Covering 25,000 square kilometres of land, right up to the Angolan border, Namibia’s Kunene region is a vast, barren landscape where time loses all meaning. It’s a fitting habitat for one of the oldest animal species in the world.
“You won’t see this anywhere else,” says Simson Uri-Khob, as we tip-toe single file towards a desertadapted black rhino.
As CEO for Save The
Rhino Trust (SRT), Simson is responsible for protecting the world’s largest population of free-roaming black rhinos. By training community rangers to monitor the animals and lead tourists on treks, his efforts have lifted the region out of a poaching crisis: between 20172020 not one animal was lost.
Thirty years of dedication were recently rewarded with a Tusk Award For Conservation In Africa, presented by the Duke of Cambridge – who Simson guided here in 2019.
Our own sighting is fleeting. Sensing the animal is nervous, we back away. But Simson is right – there’s something thrilling about seeing the endangered creature in this vast natural environment.
This sense of freedom sums up Namibia. Vast, empty and remote, it’s the place so many people were craving in lockdown. You can fly for hours and see no development – only mountains, dunes and snaking, dry riverbeds.
The base for rhino tracking is Desert Rhino Camp – a joint initiative between SRT and several conservancies, managed by Wilderness
Safaris. Although a renovation means activities have temporarily been shifted to Damaraland Camp.
Several elevated tents are tucked into a narrow valley, with a pool and a winding path leading to a boma, where traditional meals are served beneath the stars. Aside from rhinos, you may see desertadapted elephants and giraffes.
As we drive across an open plain, we stop to watch elephants rear up on their hind legs to reach seed pods. Set against a backdrop of soaring mountains, they shrink to nothing more than a dot. Heading south, I visit the dunes of Namib-Naukluft – the country’s biggest national park.
Also part of the Wilderness portfolio, Little Kulala is set in a former farm nearby. Renovated during lockdown, the camp features stone buildings connected by a walkway. Private plunge pools give some relief from the searing heat.
Efforts to rewild the area have attracted animals to gradually trickle back: giraffes and even a reclusive brown hyena were recently spotted.
Now fully solar powered, the camp blends sensitively into its surroundings.
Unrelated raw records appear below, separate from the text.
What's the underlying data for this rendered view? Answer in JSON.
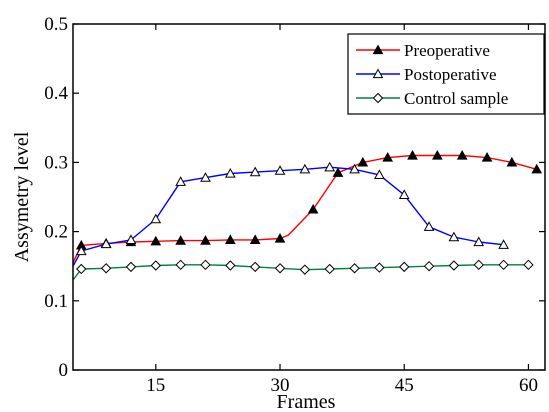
{
  "chart_data": {
    "type": "line",
    "xlabel": "Frames",
    "ylabel": "Assymetry level",
    "xlim": [
      5,
      62
    ],
    "ylim": [
      0,
      0.5
    ],
    "x_ticks": [
      15,
      30,
      45,
      60
    ],
    "y_ticks": [
      0,
      0.1,
      0.2,
      0.3,
      0.4,
      0.5
    ],
    "y_tick_labels": [
      "0",
      "0.1",
      "0.2",
      "0.3",
      "0.4",
      "0.5"
    ],
    "grid": false,
    "legend_position": "top-right",
    "series": [
      {
        "name": "Preoperative",
        "color": "#ff0000",
        "marker": "filled-triangle",
        "x": [
          5,
          6,
          9,
          12,
          15,
          18,
          21,
          24,
          27,
          30,
          31,
          34,
          37,
          40,
          43,
          46,
          49,
          52,
          55,
          58,
          61
        ],
        "y": [
          0.155,
          0.18,
          0.183,
          0.185,
          0.186,
          0.187,
          0.187,
          0.188,
          0.188,
          0.19,
          0.195,
          0.232,
          0.285,
          0.3,
          0.307,
          0.31,
          0.31,
          0.31,
          0.307,
          0.3,
          0.29
        ],
        "marker_x": [
          6,
          9,
          12,
          15,
          18,
          21,
          24,
          27,
          30,
          34,
          37,
          40,
          43,
          46,
          49,
          52,
          55,
          58,
          61
        ]
      },
      {
        "name": "Postoperative",
        "color": "#0000ff",
        "marker": "open-triangle",
        "x": [
          5,
          6,
          9,
          12,
          15,
          18,
          21,
          24,
          27,
          30,
          33,
          36,
          39,
          42,
          45,
          48,
          51,
          54,
          57
        ],
        "y": [
          0.15,
          0.172,
          0.182,
          0.188,
          0.218,
          0.272,
          0.278,
          0.284,
          0.286,
          0.288,
          0.29,
          0.293,
          0.29,
          0.282,
          0.253,
          0.207,
          0.192,
          0.185,
          0.181
        ],
        "marker_x": [
          6,
          9,
          12,
          15,
          18,
          21,
          24,
          27,
          30,
          33,
          36,
          39,
          42,
          45,
          48,
          51,
          54,
          57
        ]
      },
      {
        "name": "Control sample",
        "color": "#008040",
        "marker": "open-diamond",
        "x": [
          5,
          6,
          9,
          12,
          15,
          18,
          21,
          24,
          27,
          30,
          33,
          36,
          39,
          42,
          45,
          48,
          51,
          54,
          57,
          60
        ],
        "y": [
          0.13,
          0.146,
          0.147,
          0.149,
          0.151,
          0.152,
          0.152,
          0.151,
          0.149,
          0.147,
          0.145,
          0.146,
          0.147,
          0.148,
          0.149,
          0.15,
          0.151,
          0.152,
          0.152,
          0.152
        ],
        "marker_x": [
          6,
          9,
          12,
          15,
          18,
          21,
          24,
          27,
          30,
          33,
          36,
          39,
          42,
          45,
          48,
          51,
          54,
          57,
          60
        ]
      }
    ]
  }
}
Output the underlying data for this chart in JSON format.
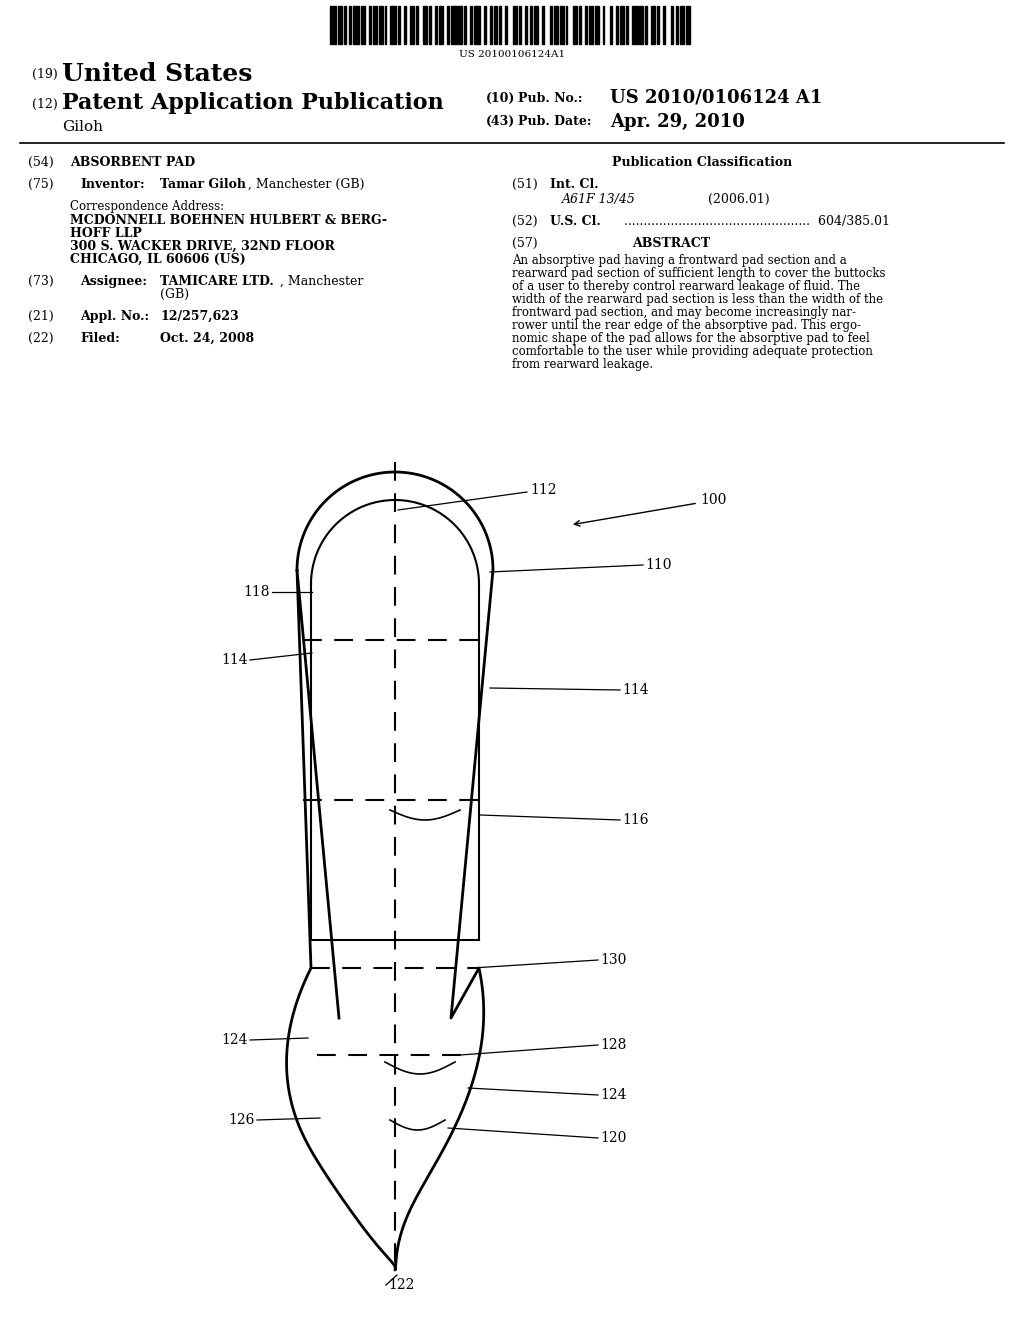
{
  "background_color": "#ffffff",
  "barcode_text": "US 20100106124A1"
}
But perhaps one of the biggest attractions is its private gate access to the park. In the early morning light, colours shine brightly, shadows are pronounced.
The most scenic and shapely masses have been named with regimented numbers. One of the two exceptions is Big Daddy – and what an exception it is.
Sidewinders slither between rocks and beetles scuttle in the blistering heat. Ahead of us lies a graveyard of mummified trees.
Change happens slowly in Namibia – largely accounting for its timeless appeal. But in a world where space matters more than ever, this ancient landscape of enduring plants and hardy animals is having a bit of a moment right now.